А снег всё падал и падал в полной тишине и безветрии, наводя на тихие мысли о том, что сегодня, пока он не растает, уже и не выбраться никуда, а так и коротать весь день в кресле с книжкой, либо о том, что, может быть, стоило согласиться напялить на себя ненавистные кирзачи, и ходить в них куда глаза глядят в любую погоду и в любой день недели, либо, отложив все эти надоевшие проблемы на потом, оставалось просто предаваться воспоминаниям, перебирая опять все события прошлой осени и даже конца лета, после которых краснодарский музей и вся эта весёлая богемная бытовуха казались долгожданным островком покоя и тишины, уверенной твердью после зыбких хлябей, и спасительным душевным равновесием после всех восторгов и разочарований, через которые мне пришлось пройти, пока очевидный факт наступившей даже в этих краях осени не заставил подумать и о грядущей даже сюда зиме...

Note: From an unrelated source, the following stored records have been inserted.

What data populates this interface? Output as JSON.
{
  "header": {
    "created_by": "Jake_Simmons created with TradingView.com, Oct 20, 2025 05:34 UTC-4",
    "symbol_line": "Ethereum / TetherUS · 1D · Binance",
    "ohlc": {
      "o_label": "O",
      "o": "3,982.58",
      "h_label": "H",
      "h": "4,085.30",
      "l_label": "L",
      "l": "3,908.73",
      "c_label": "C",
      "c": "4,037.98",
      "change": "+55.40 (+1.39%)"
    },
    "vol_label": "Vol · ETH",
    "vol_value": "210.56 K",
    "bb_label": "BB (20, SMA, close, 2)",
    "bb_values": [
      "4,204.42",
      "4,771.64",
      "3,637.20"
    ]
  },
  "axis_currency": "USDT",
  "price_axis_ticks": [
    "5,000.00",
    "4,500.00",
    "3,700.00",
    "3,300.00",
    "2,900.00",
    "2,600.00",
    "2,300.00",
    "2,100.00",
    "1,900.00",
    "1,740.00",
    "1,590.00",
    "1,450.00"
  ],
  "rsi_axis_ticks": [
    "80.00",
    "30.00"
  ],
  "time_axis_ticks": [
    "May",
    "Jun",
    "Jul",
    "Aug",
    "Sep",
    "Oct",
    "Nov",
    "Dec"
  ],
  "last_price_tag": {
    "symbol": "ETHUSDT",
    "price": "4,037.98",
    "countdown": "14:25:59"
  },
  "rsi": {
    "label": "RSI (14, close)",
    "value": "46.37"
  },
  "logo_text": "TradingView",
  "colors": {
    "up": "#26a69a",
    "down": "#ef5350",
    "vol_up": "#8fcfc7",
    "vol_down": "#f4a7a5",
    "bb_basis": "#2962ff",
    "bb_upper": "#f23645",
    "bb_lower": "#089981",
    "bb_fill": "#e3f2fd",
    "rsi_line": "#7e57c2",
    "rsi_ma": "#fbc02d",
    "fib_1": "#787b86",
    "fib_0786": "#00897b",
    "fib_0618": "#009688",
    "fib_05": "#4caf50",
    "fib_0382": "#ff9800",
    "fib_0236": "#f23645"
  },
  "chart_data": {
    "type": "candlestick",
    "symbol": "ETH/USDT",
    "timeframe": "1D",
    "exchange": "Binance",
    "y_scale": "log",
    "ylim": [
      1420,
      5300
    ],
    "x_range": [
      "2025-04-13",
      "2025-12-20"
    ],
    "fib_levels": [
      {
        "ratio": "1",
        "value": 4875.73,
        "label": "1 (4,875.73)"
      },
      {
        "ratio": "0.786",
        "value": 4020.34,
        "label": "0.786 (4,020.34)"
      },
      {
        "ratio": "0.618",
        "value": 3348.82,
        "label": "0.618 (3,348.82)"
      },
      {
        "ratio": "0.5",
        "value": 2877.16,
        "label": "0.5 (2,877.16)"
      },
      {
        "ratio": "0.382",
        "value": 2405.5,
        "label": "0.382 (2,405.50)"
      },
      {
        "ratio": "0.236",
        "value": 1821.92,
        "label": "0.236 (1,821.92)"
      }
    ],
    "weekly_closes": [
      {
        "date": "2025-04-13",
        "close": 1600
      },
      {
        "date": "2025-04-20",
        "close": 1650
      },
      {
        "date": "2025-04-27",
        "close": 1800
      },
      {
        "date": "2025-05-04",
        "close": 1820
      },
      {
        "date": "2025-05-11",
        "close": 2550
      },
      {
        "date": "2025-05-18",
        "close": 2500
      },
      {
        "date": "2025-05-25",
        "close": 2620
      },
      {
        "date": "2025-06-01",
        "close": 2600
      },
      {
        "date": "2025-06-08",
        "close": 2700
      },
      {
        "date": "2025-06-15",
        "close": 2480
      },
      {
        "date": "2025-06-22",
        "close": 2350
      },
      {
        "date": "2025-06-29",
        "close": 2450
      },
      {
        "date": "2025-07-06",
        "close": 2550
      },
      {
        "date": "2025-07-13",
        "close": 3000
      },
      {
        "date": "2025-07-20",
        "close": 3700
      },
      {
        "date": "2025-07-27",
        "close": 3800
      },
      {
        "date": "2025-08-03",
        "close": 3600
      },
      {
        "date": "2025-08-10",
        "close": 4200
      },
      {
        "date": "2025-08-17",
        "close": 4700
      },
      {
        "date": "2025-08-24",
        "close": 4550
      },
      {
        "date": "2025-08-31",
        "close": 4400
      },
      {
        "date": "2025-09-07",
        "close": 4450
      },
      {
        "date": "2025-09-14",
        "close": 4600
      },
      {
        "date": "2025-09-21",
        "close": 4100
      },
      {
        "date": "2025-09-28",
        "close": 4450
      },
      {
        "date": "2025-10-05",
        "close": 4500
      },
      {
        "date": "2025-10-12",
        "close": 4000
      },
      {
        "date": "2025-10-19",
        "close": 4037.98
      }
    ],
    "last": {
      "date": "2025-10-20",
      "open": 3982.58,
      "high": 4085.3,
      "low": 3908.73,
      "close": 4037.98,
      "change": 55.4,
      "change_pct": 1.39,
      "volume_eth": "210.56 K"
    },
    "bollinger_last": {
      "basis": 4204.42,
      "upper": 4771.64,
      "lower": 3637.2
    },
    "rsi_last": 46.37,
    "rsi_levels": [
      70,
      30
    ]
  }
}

...Но тогда стояла ещё вполне приличная даже для прибалтики жара, когда очередное моё озарение, на этот раз обернувшееся морской галькой, не повлекло меня прямо из кафе в центре далёкой теперь Риги в сторону ещё более жаркого тогда Крыма. И не просто Крым, а совершенно конкретное место манило меня, где пляжи сплошь были покрыты именно теми округлыми камушками, которые втемяшились так неожиданно в моё воображение. Это был Гурзуф. Я был совершенно точно уверен в этом, когда садился с Юрайтой в поезд до Москвы, и откуда собирались мы совершить дальнейший бросок на юг.

На том и порешили мы тогда и пошли валяться на полках, намереваясь выспаться как следует, пока не прибудет наш поезд в Москву, начало всех дорог, надежд и ожиданий. По крайней мере для меня.